Don and Megan’s storyline starts with an unanticipated trip to a Howard Johnson, of all places, and ends in the legitimately frightening scene of Don chasing Megan around their penthouse, stripping Don down to his most primal state.  In between all of this, they get in a fight about orange sherbet, Megan disappears, Don doesn’t know where she went, and he spends the long night in the café of the Ho-Jo, alone in his thoughts about what he’s done (or rather, “Far Away” in his thoughts). 

Roger & His Magical Singing Stolichnaya Bottle


But Roger. Oh, Roger.  Roger & Jane experience a much different kind of trip than Don and Megan—they spend their evening in a psychiatrist’s home tripping on LSD.  This scene of Roger on a hard drug proves quite entertaining (but not over the top), and ends with a devastating shot of Roger and Jane on the floor in bath robes, wondering what happened to their relationship, not in an immature or selfish way—but rather, in complete and utter clarity, courtesy of that good ole’ acid they dropped some several hours before.  Then and there, they admit they don’t love each other anymore, and that their marriage is, for all intents and purposes, over.  And then Jane says these words: 

“I knew we were going somewhere, and I didn’t want it to be here.” 

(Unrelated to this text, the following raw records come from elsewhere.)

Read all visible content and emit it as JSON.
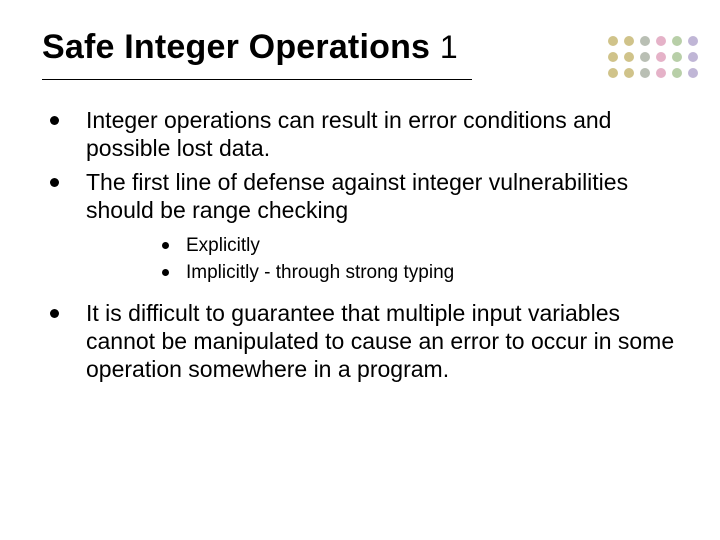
{
  "title": {
    "main": "Safe Integer Operations",
    "number": "1"
  },
  "bullets": [
    "Integer operations can result in error conditions and possible lost data.",
    "The first line of defense against integer vulnerabilities should be range checking"
  ],
  "sub_bullets": [
    "Explicitly",
    "Implicitly - through strong typing"
  ],
  "final_bullet": "It is difficult to guarantee that multiple input variables cannot be manipulated to cause an error to occur in some operation somewhere in a program."
}
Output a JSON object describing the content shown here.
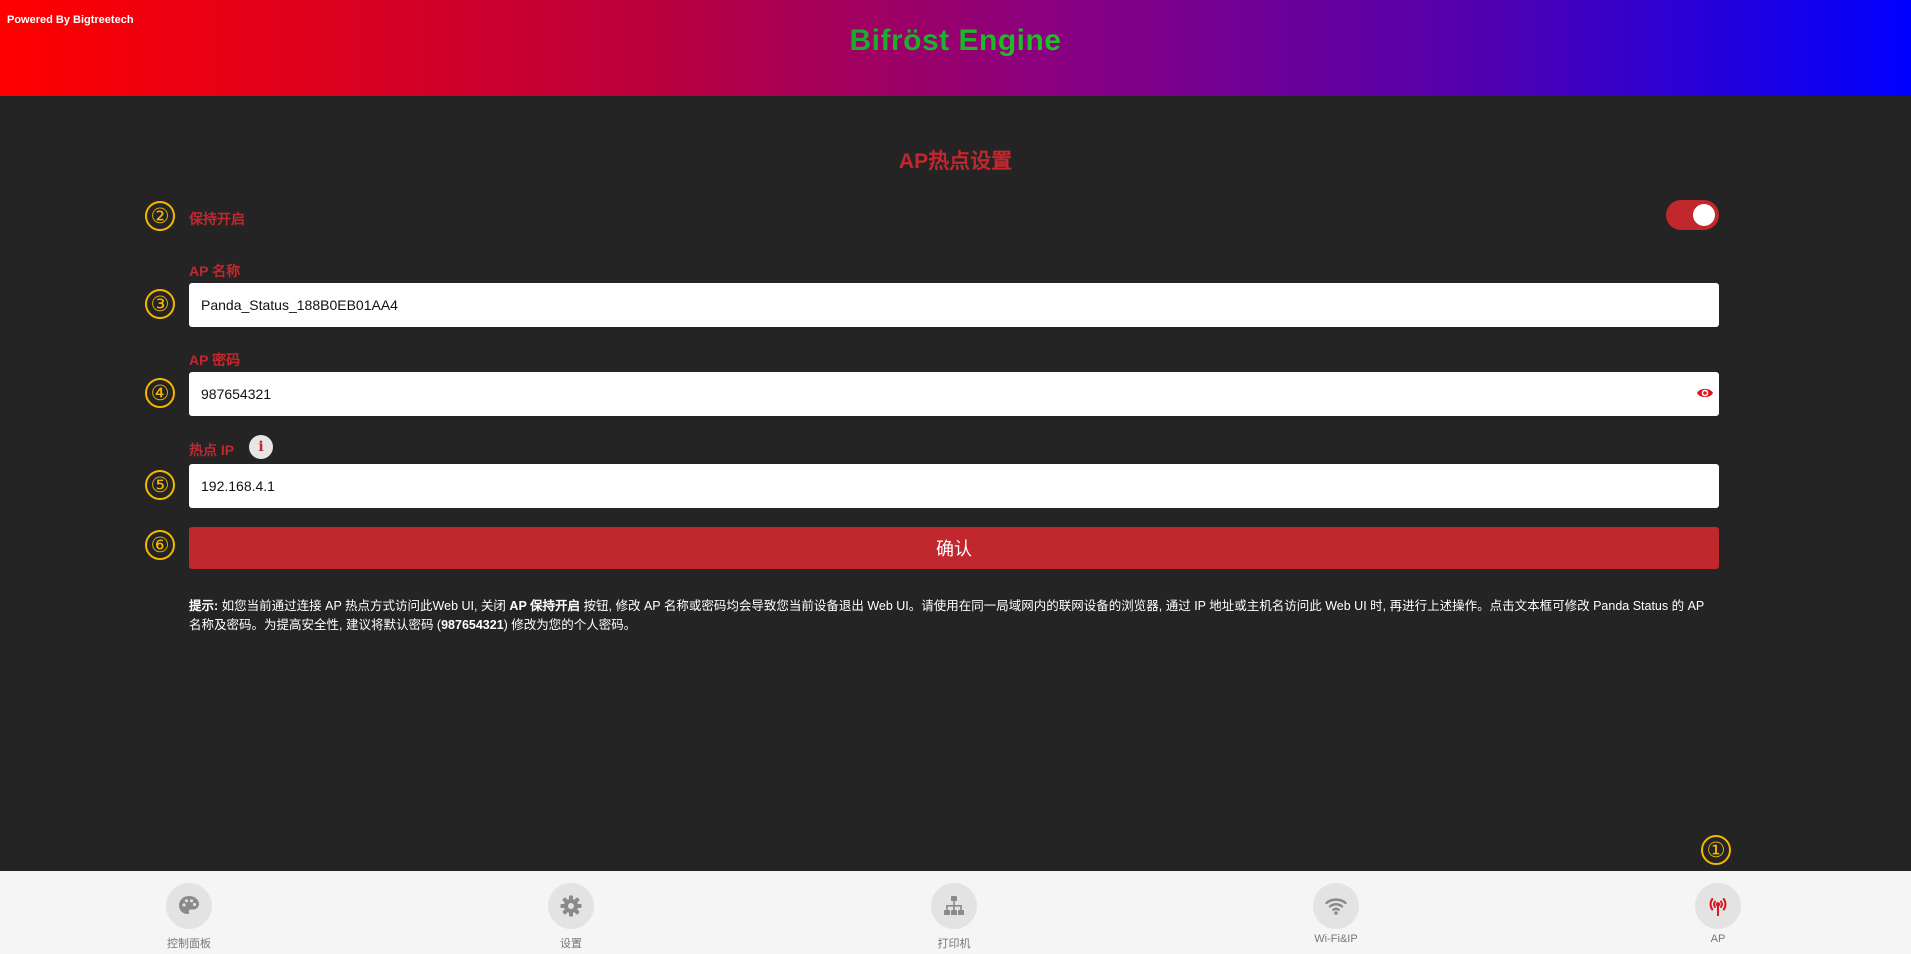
{
  "header": {
    "powered_by": "Powered By Bigtreetech",
    "brand_title": "Bifröst Engine"
  },
  "page": {
    "title": "AP热点设置"
  },
  "markers": [
    "①",
    "②",
    "③",
    "④",
    "⑤",
    "⑥"
  ],
  "form": {
    "keep_on_label": "保持开启",
    "keep_on_enabled": true,
    "ap_name_label": "AP 名称",
    "ap_name_value": "Panda_Status_188B0EB01AA4",
    "ap_password_label": "AP 密码",
    "ap_password_value": "987654321",
    "hotspot_ip_label": "热点 IP",
    "hotspot_ip_value": "192.168.4.1",
    "info_icon_glyph": "i",
    "confirm_label": "确认"
  },
  "hint": {
    "prefix": "提示:",
    "part1": " 如您当前通过连接 AP 热点方式访问此Web UI, 关闭 ",
    "keep_on_bold": "AP 保持开启",
    "part2": " 按钮, 修改 AP 名称或密码均会导致您当前设备退出 Web UI。请使用在同一局域网内的联网设备的浏览器, 通过 IP 地址或主机名访问此 Web UI 时, 再进行上述操作。点击文本框可修改 Panda Status 的 AP 名称及密码。为提高安全性, 建议将默认密码 (",
    "default_password": "987654321",
    "part3": ") 修改为您的个人密码。"
  },
  "bottom_nav": {
    "items": [
      {
        "label": "控制面板",
        "icon": "palette-icon"
      },
      {
        "label": "设置",
        "icon": "gear-icon"
      },
      {
        "label": "打印机",
        "icon": "network-tree-icon"
      },
      {
        "label": "Wi-Fi&IP",
        "icon": "wifi-icon"
      },
      {
        "label": "AP",
        "icon": "broadcast-tower-icon",
        "active": true
      }
    ]
  },
  "colors": {
    "accent": "#c0282e",
    "marker": "#f5b800",
    "background": "#252424",
    "nav_background": "#f5f5f5"
  }
}
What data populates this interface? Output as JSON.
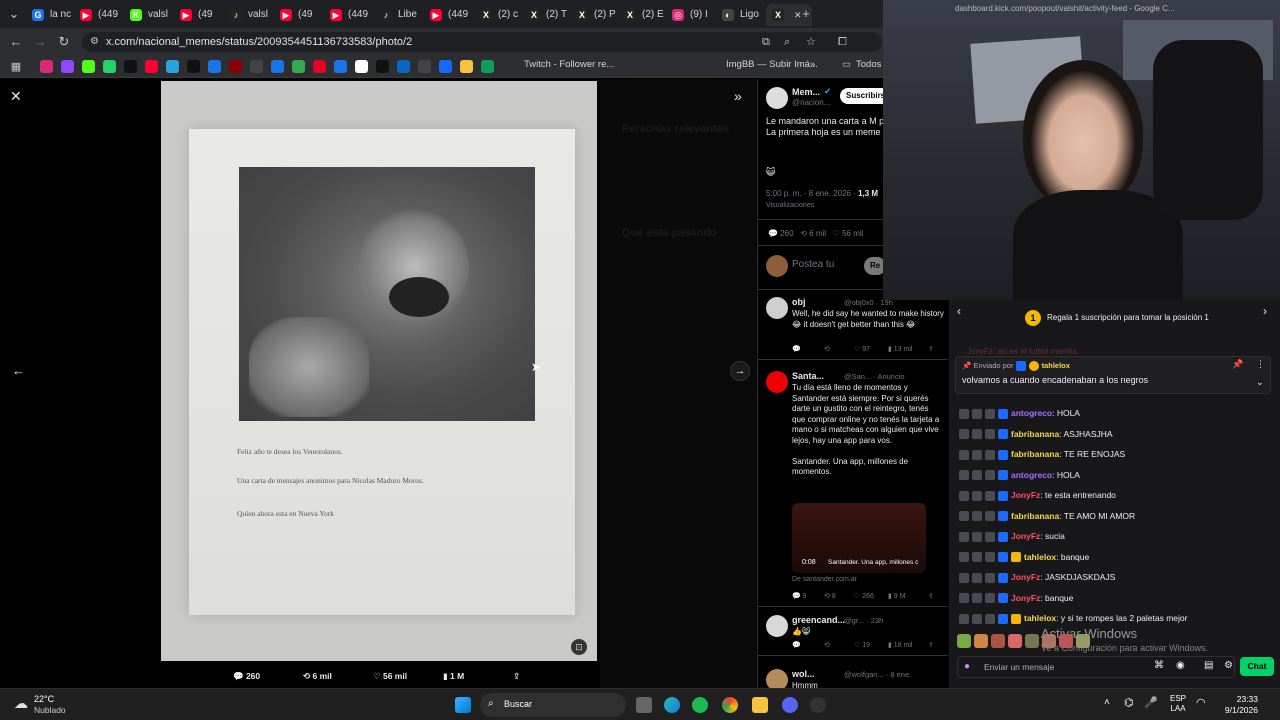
{
  "tabs": [
    {
      "label": "la nc",
      "color": "#1a73e8",
      "fav": "G"
    },
    {
      "label": "(449",
      "color": "#ff0033",
      "fav": "▶"
    },
    {
      "label": "valsl",
      "color": "#53fc18",
      "fav": "K"
    },
    {
      "label": "(49",
      "color": "#ff0033",
      "fav": "▶"
    },
    {
      "label": "valsl",
      "color": "#222222",
      "fav": "♪"
    },
    {
      "label": "(49",
      "color": "#ff0033",
      "fav": "▶"
    },
    {
      "label": "(449",
      "color": "#ff0033",
      "fav": "▶"
    },
    {
      "label": "Libe",
      "color": "#222222",
      "fav": "♪"
    },
    {
      "label": "(449",
      "color": "#ff0033",
      "fav": "▶"
    },
    {
      "label": "(2) c",
      "color": "#222222",
      "fav": "X"
    },
    {
      "label": "(2) T",
      "color": "#222222",
      "fav": "X"
    },
    {
      "label": "(2) P",
      "color": "#222222",
      "fav": "X"
    },
    {
      "label": "(2) E",
      "color": "#222222",
      "fav": "X"
    },
    {
      "label": "(9) I",
      "color": "#d62976",
      "fav": "◎"
    },
    {
      "label": "Ligo",
      "color": "#444444",
      "fav": "◐"
    },
    {
      "label": "",
      "color": "#222222",
      "fav": "X"
    }
  ],
  "address": {
    "url": "x.com/nacional_memes/status/2009354451136733583/photo/2"
  },
  "bookmarks": {
    "twitch": "Twitch - Follower re...",
    "imgbb": "ImgBB — Subir Imá...",
    "todos": "Todos l"
  },
  "photo": {
    "doc_line1": "Feliz año te desea los Venezolanos.",
    "doc_line2": "Una carta de mensajes anonimos para Nicolas Maduro Moros.",
    "doc_line3": "Quien ahora esta en Nueva York",
    "stats": {
      "replies": "260",
      "reposts": "6 mil",
      "likes": "56 mil",
      "views": "1 M"
    }
  },
  "post": {
    "author": "Mem...",
    "handle": "@nacion...",
    "subscribe": "Suscribirs",
    "text": "Le mandaron una carta a M prision.\nLa primera hoja es un meme de él, jajajajaja",
    "emoji": "😺",
    "time": "5:00 p. m. · 8 ene. 2026 ·",
    "views": "1,3 M",
    "views_label": "Visualizaciones",
    "replies": "260",
    "reposts": "6 mil",
    "likes": "56 mil",
    "reply_placeholder": "Postea tu",
    "reply_button": "Re"
  },
  "replies": [
    {
      "name": "obj",
      "handle": "@obj0x0 · 19h",
      "text": "Well, he did say he wanted to make history 😂 it doesn't get better than this 😂",
      "r": "",
      "rt": "",
      "l": "97",
      "v": "13 mil"
    },
    {
      "name": "Santa...",
      "handle": "@San... · Anuncio",
      "text": "Tu día está lleno de momentos y Santander está siempre. Por si querés darte un gustito con el reintegro, tenés que comprar online y no tenés la tarjeta a mano o si matcheas con alguien que vive lejos, hay una app para vos.\n\nSantander. Una app, millones de momentos.",
      "video_time": "0:08",
      "video_caption": "Santander. Una app, millones c",
      "source": "De santander.com.ar",
      "r": "9",
      "rt": "8",
      "l": "266",
      "v": "9 M"
    },
    {
      "name": "greencand...",
      "handle": "@gr... · 23h",
      "text": "👍😸",
      "r": "",
      "rt": "",
      "l": "19",
      "v": "18 mil"
    },
    {
      "name": "wol...",
      "handle": "@wolfgan... · 8 ene.",
      "text": "Hmmm",
      "r": "",
      "rt": "",
      "l": "",
      "v": ""
    }
  ],
  "chat": {
    "gift_banner": "Regala 1 suscripción para tomar la posición 1",
    "pinned_by_label": "Enviado por",
    "pinned_by": "tahlelox",
    "pinned_text": "volvamos a cuando encadenaban a los negros",
    "hidden_row": "JonyFz: asi es el futbol mamita",
    "messages": [
      {
        "user": "antogreco",
        "color": "#a970ff",
        "text": "HOLA"
      },
      {
        "user": "fabribanana",
        "color": "#f8d74a",
        "text": "ASJHASJHA"
      },
      {
        "user": "fabribanana",
        "color": "#f8d74a",
        "text": "TE RE ENOJAS"
      },
      {
        "user": "antogreco",
        "color": "#a970ff",
        "text": "HOLA"
      },
      {
        "user": "JonyFz",
        "color": "#ff4f6a",
        "text": "te esta entrenando"
      },
      {
        "user": "fabribanana",
        "color": "#f8d74a",
        "text": "TE AMO MI AMOR"
      },
      {
        "user": "JonyFz",
        "color": "#ff4f6a",
        "text": "sucia"
      },
      {
        "user": "tahlelox",
        "color": "#f8d74a",
        "text": "banque"
      },
      {
        "user": "JonyFz",
        "color": "#ff4f6a",
        "text": "JASKDJASKDAJS"
      },
      {
        "user": "JonyFz",
        "color": "#ff4f6a",
        "text": "banque"
      },
      {
        "user": "tahlelox",
        "color": "#f8d74a",
        "text": "y si te rompes las 2 paletas mejor"
      }
    ],
    "input_placeholder": "Enviar un mensaje",
    "chat_button": "Chat",
    "watermark1": "Activar Windows",
    "watermark2": "Ve a Configuración para activar Windows."
  },
  "cam_url": "dashboard.kick.com/poopout/valshit/activity-feed - Google C...",
  "taskbar": {
    "temp": "22°C",
    "weather": "Nublado",
    "search": "Buscar",
    "lang1": "ESP",
    "lang2": "LAA",
    "time": "23:33",
    "date": "9/1/2026"
  }
}
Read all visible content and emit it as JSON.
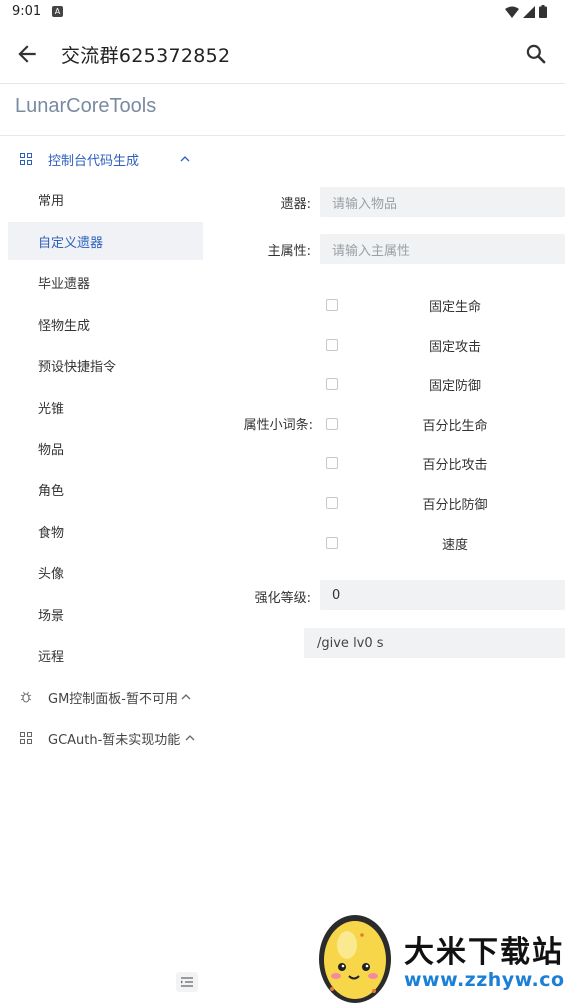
{
  "status_bar": {
    "time": "9:01",
    "notification_badge": "A",
    "icons": [
      "wifi-icon",
      "signal-icon",
      "battery-icon"
    ]
  },
  "app_bar": {
    "title": "交流群625372852",
    "icons": [
      "back-arrow-icon",
      "search-icon"
    ]
  },
  "sidebar": {
    "brand": "LunarCoreTools",
    "groups": [
      {
        "label": "控制台代码生成",
        "icon": "grid-icon",
        "expanded": true,
        "color": "#2d5fbf",
        "items": [
          {
            "label": "常用",
            "active": false
          },
          {
            "label": "自定义遗器",
            "active": true
          },
          {
            "label": "毕业遗器",
            "active": false
          },
          {
            "label": "怪物生成",
            "active": false
          },
          {
            "label": "预设快捷指令",
            "active": false
          },
          {
            "label": "光锥",
            "active": false
          },
          {
            "label": "物品",
            "active": false
          },
          {
            "label": "角色",
            "active": false
          },
          {
            "label": "食物",
            "active": false
          },
          {
            "label": "头像",
            "active": false
          },
          {
            "label": "场景",
            "active": false
          },
          {
            "label": "远程",
            "active": false
          }
        ]
      },
      {
        "label": "GM控制面板-暂不可用",
        "icon": "bug-icon",
        "color": "#444444"
      },
      {
        "label": "GCAuth-暂未实现功能",
        "icon": "grid-icon",
        "color": "#444444"
      }
    ]
  },
  "form": {
    "relic": {
      "label": "遗器:",
      "placeholder": "请输入物品"
    },
    "main_stat": {
      "label": "主属性:",
      "placeholder": "请输入主属性"
    },
    "substats": {
      "label": "属性小词条:",
      "options": [
        {
          "label": "固定生命",
          "checked": false
        },
        {
          "label": "固定攻击",
          "checked": false
        },
        {
          "label": "固定防御",
          "checked": false
        },
        {
          "label": "百分比生命",
          "checked": false
        },
        {
          "label": "百分比攻击",
          "checked": false
        },
        {
          "label": "百分比防御",
          "checked": false
        },
        {
          "label": "速度",
          "checked": false
        }
      ]
    },
    "level": {
      "label": "强化等级:",
      "value": "0"
    },
    "command": "/give  lv0 s"
  },
  "watermark": {
    "title": "大米下载站",
    "url": "www.zzhyw.com"
  },
  "colors": {
    "accent": "#2d5fbf",
    "input_bg": "#f1f2f4",
    "active_item_bg": "#f0f2f5"
  }
}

Which, for me, sums up not just the episode, and not just the season, but perhaps even the entire series of Mad Men.  It’s an underlying feeling we all get when watching the show—we want all of these characters to change, to succeed, to find happiness; but we know in our heart of hearts there’s no light at the end of the tunnel, and that what awaits our beloved antiheroes is not success, but failure. Not change, but unrelenting stagnation.  Not happiness, but tragedy.  It’s the truth we all know we are headed for, though unlike Roger & Jane we don’t need to take LSD to prove it to us.  As with Scarlett O’Hara, a “Frankly my dear, I don’t give a damn,” seems a lot more plausible ending for these characters than a “they lived happily ever after,” doesn’t it?

The End?

Mad Men will end someday sooner rather than later.  I don’t know what will happen in tonight’s finale, and I don’t know the fate of Don Draper, Roger Sterling, or Peggy Olsen over the show’s final seasons.  I know that in real life there are ebbs and flows—last season we saw Don at his absolute worst, this season we see him at his best with Megan.  And I expect this up and down trend to continue.  But in the end, this is not a show about redemption—it is a show about people.

Whatever the outcome is, whatever happens tomorrow night or in the seasons beyond, I know that like those lucky enough to see Gone With The Wind or The Godfather when they were released, I feel similarly lucky to be watching something extraordinary unfold as its happening.   

Better shows than Mad Men may come along, but there’s never been anything quite like it, and there never will be.